Mariotti's hand remained inside his abdomen for 42 days.
"It was a really weird sensation because I could feel my fingers wiggling inside my body," Mariotti said. "When I moved them around, my tummy protruded."
Doctors told Mariotti to keep his hand pushed inwards and fingers moving so they didn't freeze up.
"Every day, I reminded myself that I couldn't take my hand out because it was in a pocket. I was terrified I'd break the stitches and damage my chances of recovery," Mariotti said. "The pain was unforgettable and unbearable. I struggled to sleep because I couldn't turn on my side or lie on my front."
Carlos underwent two further operations in May 2016, the first to remove his hand from his abdomen, with the skin of his abdomen covering the back of the hand.

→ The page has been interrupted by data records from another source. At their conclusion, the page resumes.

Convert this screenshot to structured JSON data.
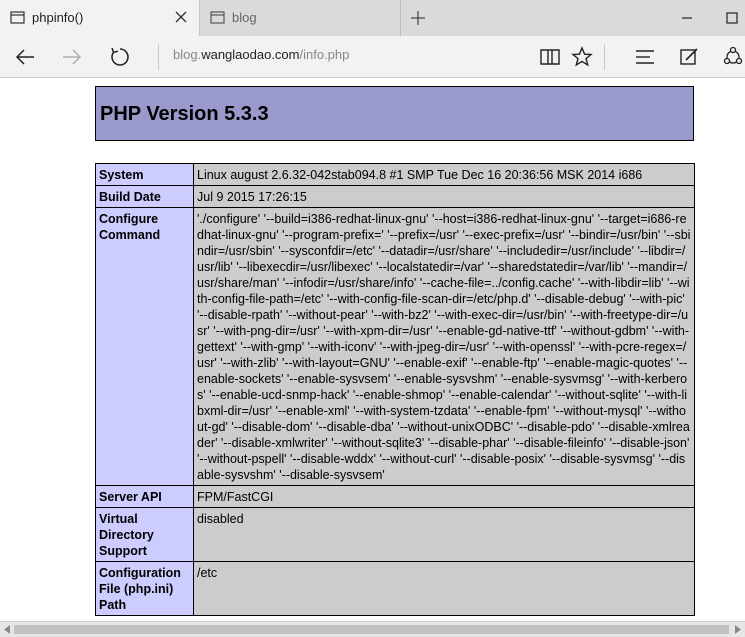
{
  "browser": {
    "tabs": [
      {
        "label": "phpinfo()",
        "active": true
      },
      {
        "label": "blog",
        "active": false
      }
    ],
    "url": {
      "host_prefix": "blog.",
      "host": "wanglaodao.com",
      "path": "/info.php"
    }
  },
  "page": {
    "title": "PHP Version 5.3.3",
    "rows": [
      {
        "key": "System",
        "value": "Linux august 2.6.32-042stab094.8 #1 SMP Tue Dec 16 20:36:56 MSK 2014 i686"
      },
      {
        "key": "Build Date",
        "value": "Jul 9 2015 17:26:15"
      },
      {
        "key": "Configure Command",
        "value": "'./configure' '--build=i386-redhat-linux-gnu' '--host=i386-redhat-linux-gnu' '--target=i686-redhat-linux-gnu' '--program-prefix=' '--prefix=/usr' '--exec-prefix=/usr' '--bindir=/usr/bin' '--sbindir=/usr/sbin' '--sysconfdir=/etc' '--datadir=/usr/share' '--includedir=/usr/include' '--libdir=/usr/lib' '--libexecdir=/usr/libexec' '--localstatedir=/var' '--sharedstatedir=/var/lib' '--mandir=/usr/share/man' '--infodir=/usr/share/info' '--cache-file=../config.cache' '--with-libdir=lib' '--with-config-file-path=/etc' '--with-config-file-scan-dir=/etc/php.d' '--disable-debug' '--with-pic' '--disable-rpath' '--without-pear' '--with-bz2' '--with-exec-dir=/usr/bin' '--with-freetype-dir=/usr' '--with-png-dir=/usr' '--with-xpm-dir=/usr' '--enable-gd-native-ttf' '--without-gdbm' '--with-gettext' '--with-gmp' '--with-iconv' '--with-jpeg-dir=/usr' '--with-openssl' '--with-pcre-regex=/usr' '--with-zlib' '--with-layout=GNU' '--enable-exif' '--enable-ftp' '--enable-magic-quotes' '--enable-sockets' '--enable-sysvsem' '--enable-sysvshm' '--enable-sysvmsg' '--with-kerberos' '--enable-ucd-snmp-hack' '--enable-shmop' '--enable-calendar' '--without-sqlite' '--with-libxml-dir=/usr' '--enable-xml' '--with-system-tzdata' '--enable-fpm' '--without-mysql' '--without-gd' '--disable-dom' '--disable-dba' '--without-unixODBC' '--disable-pdo' '--disable-xmlreader' '--disable-xmlwriter' '--without-sqlite3' '--disable-phar' '--disable-fileinfo' '--disable-json' '--without-pspell' '--disable-wddx' '--without-curl' '--disable-posix' '--disable-sysvmsg' '--disable-sysvshm' '--disable-sysvsem'"
      },
      {
        "key": "Server API",
        "value": "FPM/FastCGI"
      },
      {
        "key": "Virtual Directory Support",
        "value": "disabled"
      },
      {
        "key": "Configuration File (php.ini) Path",
        "value": "/etc"
      }
    ]
  },
  "colors": {
    "header_bg": "#9999cc",
    "key_bg": "#ccccff",
    "value_bg": "#cccccc"
  },
  "icons": {
    "tab": "page-icon",
    "close": "close-icon",
    "new_tab": "plus-icon",
    "minimize": "minimize-icon",
    "maximize": "maximize-icon",
    "back": "back-arrow-icon",
    "forward": "forward-arrow-icon",
    "refresh": "refresh-icon",
    "reading_view": "book-icon",
    "favorite": "star-icon",
    "hub": "hub-icon",
    "notes": "note-pen-icon",
    "share": "share-icon"
  }
}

The third procedure, seven days later, involved splicing skin from Carlos's left thigh and grafting it onto his palm. Unfortunately, areas of the transplant died within a few days and sections of the damaged skin had to be cut from the palm.
Doctors shaped it like a boxing glove with a small thumb and puffy flesh where his fingers used to be. They also used skin from his thigh for the procedure.

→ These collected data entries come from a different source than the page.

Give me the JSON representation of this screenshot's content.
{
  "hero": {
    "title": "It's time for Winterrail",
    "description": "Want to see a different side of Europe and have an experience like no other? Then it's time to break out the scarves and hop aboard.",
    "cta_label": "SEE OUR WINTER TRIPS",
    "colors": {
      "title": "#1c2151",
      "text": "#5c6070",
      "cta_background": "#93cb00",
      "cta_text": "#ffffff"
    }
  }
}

They hope to pioneer a surgery in the future that will restore full use of Mariotti's fingers.
Mariotti's family has started a campaign to help pay for the surgery as the previous surgeries were performed out of the kindness of Dr. Brandao's heart.
"I never imagined in my wildest dreams that doctors would take this incredible step to save my hand. Now I want to complete the journey, rebuild my life and return to work to support my family," Mariotti said.